Franchise Tax Board

Leases

 

# Item Check/Date
 
LEASES
 
64.

See R&TC §§17053.49(f) or 23649(f) and CCR, tit. 18, §§17053.49-6 or 23649-6.

 
65. Were any assets acquired by lease? Did the lessor acquire the qualified property on or after 1/1/94? Was the lease commenced with the qualified taxpayer on or after 1/1/94? If no, then the lessee cannot claim the MIC.

Note: Review the taxpayer's financial statements to determine if they have any lease commitments. If they do, ask the taxpayer what assets are leased and to provide copies of the lease agreements.

 
66.
  • Is the lessee a qualified taxpayer?
  • Is the leased property used in a qualified activity described above?

Note: The lessee must be a qualified taxpayer and use the qualified property (the leased property) in a qualified activity. If the lessee does not meet these requirements, they cannot claim the MIC.

 
67.

Is the lease an Operating (True) Lease or Finance (Capital) Lease under California sales or use tax law?

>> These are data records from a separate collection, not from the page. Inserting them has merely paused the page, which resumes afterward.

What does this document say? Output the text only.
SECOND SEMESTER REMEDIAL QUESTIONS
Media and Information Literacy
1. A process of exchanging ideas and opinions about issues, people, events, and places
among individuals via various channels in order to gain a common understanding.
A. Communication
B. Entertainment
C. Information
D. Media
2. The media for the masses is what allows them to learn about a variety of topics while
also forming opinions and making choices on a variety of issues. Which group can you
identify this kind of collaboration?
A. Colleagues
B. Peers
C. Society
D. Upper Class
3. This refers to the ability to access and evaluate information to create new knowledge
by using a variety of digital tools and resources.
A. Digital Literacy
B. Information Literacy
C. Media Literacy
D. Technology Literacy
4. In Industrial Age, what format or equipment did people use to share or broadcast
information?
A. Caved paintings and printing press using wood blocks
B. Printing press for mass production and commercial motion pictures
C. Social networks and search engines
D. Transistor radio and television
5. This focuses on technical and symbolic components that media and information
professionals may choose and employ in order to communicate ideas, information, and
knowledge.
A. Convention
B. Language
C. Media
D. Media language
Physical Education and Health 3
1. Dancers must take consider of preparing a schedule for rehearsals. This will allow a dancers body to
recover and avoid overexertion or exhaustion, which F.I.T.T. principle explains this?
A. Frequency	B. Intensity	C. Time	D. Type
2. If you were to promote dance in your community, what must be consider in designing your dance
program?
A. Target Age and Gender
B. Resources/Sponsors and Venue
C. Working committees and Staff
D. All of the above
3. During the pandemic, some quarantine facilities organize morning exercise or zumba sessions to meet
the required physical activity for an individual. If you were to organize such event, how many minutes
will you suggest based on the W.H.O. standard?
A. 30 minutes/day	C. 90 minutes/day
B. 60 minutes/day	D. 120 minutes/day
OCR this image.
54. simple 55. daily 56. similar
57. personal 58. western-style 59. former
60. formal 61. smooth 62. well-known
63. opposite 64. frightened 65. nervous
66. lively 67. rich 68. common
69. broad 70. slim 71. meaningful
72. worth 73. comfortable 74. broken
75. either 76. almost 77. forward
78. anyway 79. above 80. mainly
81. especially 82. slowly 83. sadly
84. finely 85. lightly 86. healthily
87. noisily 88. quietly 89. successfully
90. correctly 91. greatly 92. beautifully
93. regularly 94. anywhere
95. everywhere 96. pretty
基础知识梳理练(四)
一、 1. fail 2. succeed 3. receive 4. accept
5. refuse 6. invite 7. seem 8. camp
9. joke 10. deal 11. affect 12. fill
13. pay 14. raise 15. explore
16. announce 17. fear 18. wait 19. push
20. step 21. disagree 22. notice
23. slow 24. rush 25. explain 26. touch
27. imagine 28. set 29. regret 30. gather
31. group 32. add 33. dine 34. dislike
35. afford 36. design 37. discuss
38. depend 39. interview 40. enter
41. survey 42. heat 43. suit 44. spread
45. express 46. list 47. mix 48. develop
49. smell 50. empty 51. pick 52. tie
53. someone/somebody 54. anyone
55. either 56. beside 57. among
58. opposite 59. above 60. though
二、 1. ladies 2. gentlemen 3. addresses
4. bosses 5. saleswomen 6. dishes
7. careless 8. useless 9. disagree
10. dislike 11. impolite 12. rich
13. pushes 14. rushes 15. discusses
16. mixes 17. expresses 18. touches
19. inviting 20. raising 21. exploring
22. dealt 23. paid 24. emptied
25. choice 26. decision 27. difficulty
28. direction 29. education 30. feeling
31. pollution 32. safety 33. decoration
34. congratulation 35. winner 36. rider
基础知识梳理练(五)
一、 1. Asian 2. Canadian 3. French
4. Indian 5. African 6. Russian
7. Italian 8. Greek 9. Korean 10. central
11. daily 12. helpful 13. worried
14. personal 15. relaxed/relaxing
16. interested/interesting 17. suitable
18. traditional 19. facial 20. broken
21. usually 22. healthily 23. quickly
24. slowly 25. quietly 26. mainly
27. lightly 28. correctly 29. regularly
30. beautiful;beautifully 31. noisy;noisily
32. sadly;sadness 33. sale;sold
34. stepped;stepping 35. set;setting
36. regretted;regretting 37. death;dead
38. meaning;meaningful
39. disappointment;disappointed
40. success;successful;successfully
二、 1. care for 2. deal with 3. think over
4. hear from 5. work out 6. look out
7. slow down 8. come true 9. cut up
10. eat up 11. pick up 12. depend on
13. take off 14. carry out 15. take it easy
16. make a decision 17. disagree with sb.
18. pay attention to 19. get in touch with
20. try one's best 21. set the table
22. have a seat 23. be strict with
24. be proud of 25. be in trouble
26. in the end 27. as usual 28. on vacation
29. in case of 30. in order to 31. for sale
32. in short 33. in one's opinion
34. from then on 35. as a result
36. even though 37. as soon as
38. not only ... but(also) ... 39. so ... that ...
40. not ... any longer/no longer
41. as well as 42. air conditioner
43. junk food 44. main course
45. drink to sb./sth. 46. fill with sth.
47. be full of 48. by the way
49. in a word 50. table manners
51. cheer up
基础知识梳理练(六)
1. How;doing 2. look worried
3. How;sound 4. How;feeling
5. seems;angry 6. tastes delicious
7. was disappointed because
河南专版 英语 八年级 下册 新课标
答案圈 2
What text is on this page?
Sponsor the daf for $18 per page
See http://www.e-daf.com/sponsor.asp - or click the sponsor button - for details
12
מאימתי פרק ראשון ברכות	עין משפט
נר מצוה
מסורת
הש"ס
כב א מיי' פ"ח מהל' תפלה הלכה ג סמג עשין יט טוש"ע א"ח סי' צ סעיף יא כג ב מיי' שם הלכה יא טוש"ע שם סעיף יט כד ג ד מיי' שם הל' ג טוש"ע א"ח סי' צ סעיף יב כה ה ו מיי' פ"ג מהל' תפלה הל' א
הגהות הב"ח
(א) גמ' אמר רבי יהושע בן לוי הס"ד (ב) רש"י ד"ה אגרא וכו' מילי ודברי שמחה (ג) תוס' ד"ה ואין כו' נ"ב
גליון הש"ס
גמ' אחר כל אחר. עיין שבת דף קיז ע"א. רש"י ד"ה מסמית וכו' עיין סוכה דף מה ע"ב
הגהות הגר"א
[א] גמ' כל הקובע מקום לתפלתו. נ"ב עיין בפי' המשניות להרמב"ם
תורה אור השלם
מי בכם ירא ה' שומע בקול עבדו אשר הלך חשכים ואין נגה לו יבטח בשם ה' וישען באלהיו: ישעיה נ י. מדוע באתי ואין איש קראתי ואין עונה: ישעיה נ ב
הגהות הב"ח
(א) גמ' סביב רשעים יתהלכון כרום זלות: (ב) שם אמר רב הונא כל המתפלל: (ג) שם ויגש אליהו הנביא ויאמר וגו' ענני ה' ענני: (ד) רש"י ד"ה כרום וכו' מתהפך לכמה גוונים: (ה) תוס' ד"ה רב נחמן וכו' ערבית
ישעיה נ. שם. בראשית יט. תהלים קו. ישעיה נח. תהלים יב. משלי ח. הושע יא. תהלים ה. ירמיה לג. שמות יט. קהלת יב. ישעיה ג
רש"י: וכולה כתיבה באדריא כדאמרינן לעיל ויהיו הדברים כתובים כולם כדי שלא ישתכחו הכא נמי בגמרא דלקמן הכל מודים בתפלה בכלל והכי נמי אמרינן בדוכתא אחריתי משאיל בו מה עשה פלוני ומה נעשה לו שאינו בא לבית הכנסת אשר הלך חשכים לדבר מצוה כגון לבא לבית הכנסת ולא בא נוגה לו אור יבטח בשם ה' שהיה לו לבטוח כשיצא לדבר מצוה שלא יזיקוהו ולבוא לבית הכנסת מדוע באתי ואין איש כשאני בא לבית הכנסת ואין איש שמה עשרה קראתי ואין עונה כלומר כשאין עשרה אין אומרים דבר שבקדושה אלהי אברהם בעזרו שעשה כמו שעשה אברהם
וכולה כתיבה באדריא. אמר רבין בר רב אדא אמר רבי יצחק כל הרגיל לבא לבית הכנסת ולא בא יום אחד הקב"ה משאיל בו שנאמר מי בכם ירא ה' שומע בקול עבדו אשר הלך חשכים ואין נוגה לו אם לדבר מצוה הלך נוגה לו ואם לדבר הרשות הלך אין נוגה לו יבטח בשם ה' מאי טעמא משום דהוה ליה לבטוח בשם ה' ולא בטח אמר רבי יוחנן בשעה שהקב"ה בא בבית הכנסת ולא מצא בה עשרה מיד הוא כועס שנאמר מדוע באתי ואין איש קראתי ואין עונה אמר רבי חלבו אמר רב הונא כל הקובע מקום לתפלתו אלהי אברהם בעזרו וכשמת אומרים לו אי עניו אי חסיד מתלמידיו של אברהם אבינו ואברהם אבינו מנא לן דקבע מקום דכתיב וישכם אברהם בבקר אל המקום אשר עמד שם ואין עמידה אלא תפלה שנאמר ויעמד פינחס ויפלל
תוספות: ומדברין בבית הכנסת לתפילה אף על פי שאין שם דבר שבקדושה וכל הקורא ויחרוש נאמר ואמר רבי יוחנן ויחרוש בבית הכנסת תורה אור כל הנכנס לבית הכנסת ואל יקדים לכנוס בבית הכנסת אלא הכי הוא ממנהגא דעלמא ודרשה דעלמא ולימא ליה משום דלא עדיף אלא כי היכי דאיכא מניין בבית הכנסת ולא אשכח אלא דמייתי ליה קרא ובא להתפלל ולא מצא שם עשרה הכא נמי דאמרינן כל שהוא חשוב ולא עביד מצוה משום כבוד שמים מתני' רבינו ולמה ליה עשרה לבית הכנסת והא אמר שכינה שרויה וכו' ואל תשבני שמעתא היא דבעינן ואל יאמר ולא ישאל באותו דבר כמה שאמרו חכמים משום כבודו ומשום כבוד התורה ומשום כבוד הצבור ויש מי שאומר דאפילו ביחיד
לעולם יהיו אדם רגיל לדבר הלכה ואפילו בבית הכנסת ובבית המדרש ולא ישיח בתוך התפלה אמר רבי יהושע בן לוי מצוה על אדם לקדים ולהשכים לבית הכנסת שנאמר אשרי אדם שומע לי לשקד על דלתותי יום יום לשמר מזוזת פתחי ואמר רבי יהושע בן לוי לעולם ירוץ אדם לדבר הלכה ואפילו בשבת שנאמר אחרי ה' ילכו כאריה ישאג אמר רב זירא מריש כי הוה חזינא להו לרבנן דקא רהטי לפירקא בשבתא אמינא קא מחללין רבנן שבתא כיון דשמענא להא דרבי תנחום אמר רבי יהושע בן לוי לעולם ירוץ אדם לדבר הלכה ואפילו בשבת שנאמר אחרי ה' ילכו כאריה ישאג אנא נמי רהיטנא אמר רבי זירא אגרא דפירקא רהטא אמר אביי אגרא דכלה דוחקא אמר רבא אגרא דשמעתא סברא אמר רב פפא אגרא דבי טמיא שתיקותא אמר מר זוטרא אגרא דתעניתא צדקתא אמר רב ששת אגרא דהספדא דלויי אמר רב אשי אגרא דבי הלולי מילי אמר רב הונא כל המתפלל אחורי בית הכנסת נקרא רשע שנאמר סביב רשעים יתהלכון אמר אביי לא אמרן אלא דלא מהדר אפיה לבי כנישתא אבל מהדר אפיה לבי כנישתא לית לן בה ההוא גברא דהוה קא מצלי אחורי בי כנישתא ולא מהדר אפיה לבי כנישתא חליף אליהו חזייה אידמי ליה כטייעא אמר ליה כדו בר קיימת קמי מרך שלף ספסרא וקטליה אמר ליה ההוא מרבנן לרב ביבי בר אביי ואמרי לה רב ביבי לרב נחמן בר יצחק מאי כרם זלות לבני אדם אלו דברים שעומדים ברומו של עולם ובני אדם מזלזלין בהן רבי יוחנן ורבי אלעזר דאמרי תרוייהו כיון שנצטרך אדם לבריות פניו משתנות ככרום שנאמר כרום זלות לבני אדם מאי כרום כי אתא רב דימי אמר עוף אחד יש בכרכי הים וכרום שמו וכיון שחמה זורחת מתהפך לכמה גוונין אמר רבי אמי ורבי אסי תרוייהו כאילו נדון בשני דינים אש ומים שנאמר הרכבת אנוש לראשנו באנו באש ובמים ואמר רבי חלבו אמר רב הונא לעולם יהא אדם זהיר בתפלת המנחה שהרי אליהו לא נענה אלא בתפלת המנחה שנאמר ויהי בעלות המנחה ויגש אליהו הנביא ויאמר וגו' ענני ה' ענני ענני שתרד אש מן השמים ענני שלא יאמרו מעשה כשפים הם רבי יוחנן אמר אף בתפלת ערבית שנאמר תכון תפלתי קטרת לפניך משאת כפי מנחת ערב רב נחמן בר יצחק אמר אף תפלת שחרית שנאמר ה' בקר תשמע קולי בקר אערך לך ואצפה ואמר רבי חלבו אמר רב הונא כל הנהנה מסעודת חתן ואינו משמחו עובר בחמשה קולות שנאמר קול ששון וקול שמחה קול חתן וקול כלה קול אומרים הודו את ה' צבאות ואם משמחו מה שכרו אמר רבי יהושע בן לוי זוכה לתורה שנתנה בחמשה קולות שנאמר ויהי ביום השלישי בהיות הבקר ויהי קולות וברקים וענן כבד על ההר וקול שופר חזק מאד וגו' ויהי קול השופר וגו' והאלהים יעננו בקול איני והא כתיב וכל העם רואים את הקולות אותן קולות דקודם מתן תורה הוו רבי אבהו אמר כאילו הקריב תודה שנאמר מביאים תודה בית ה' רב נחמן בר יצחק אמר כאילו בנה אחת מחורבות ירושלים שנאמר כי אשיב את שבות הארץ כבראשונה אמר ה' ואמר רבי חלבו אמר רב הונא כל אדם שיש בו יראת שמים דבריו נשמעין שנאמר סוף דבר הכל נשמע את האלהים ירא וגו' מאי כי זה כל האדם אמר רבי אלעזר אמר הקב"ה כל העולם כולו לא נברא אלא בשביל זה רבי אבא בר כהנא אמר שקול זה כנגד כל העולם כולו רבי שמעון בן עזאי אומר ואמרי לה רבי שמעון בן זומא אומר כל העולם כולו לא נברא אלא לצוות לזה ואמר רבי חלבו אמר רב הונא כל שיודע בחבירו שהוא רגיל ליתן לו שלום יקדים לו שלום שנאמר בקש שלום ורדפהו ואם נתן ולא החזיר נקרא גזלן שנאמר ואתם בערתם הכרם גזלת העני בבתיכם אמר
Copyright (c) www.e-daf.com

Note: Under sales or use tax law, all leases are deemed to be a finance lease. However, if the lease meets one of the following two exceptions it will be treated as an operating lease.

1) The tangible personal property is:

  • Leased in substantially the same form as acquired by the lessor and/or transferor, and
  • The lessor or transferor has paid sales tax reimbursement or has paid use tax measured by the purchase price of the property.

OR

2) A lease not containing a nominal option price. California sales or use tax law generally treats the option price as nominal if it does not exceed the lesser of $100 or 1% of the total contract price.

Note: A lease may be a finance (capital) lease for GAAP/Income Tax purposes and be an operating (true) lease for BOE/MIC purposes.

 
68. Who paid the California sales or use tax on the leased property?

Note: First determine if the lease is an operating or finance lease applying the BOE sales and use tax rules. The lessor must pay the sales and use tax under an operating lease. Under a finance lease, either the lessor or the lessee can pay the tax. You may have to look to the financial statements to see if the taxpayer has lease commitments. If so, ask what assets are being leased.

 
69. In the case of an operating lease, was an election made by the lessor to pay the sales or use tax based on his or her acquisition price at the time the property was acquired, (i.e., up-front)?

In the case of a finance lease, was an election made by either the lessor or lessee to pay the sales or use tax based on the lessee's acquisition price of the property, (i.e., up-front)?

Note: Under either type of lease, if sales or use tax is not paid up-front, the lessee cannot claim the MIC on the item of property.

 
70. Did you review the invoice(s) for the purchase price, asset description, payment of sales or use tax, where shipped (should be California) and date purchased?

Note: The asset must be purchased and placed in service in California on or after 1/1/94 (the cut-off test). If assets purchased and placed in service prior to this date, the asset does not qualify for the MIC.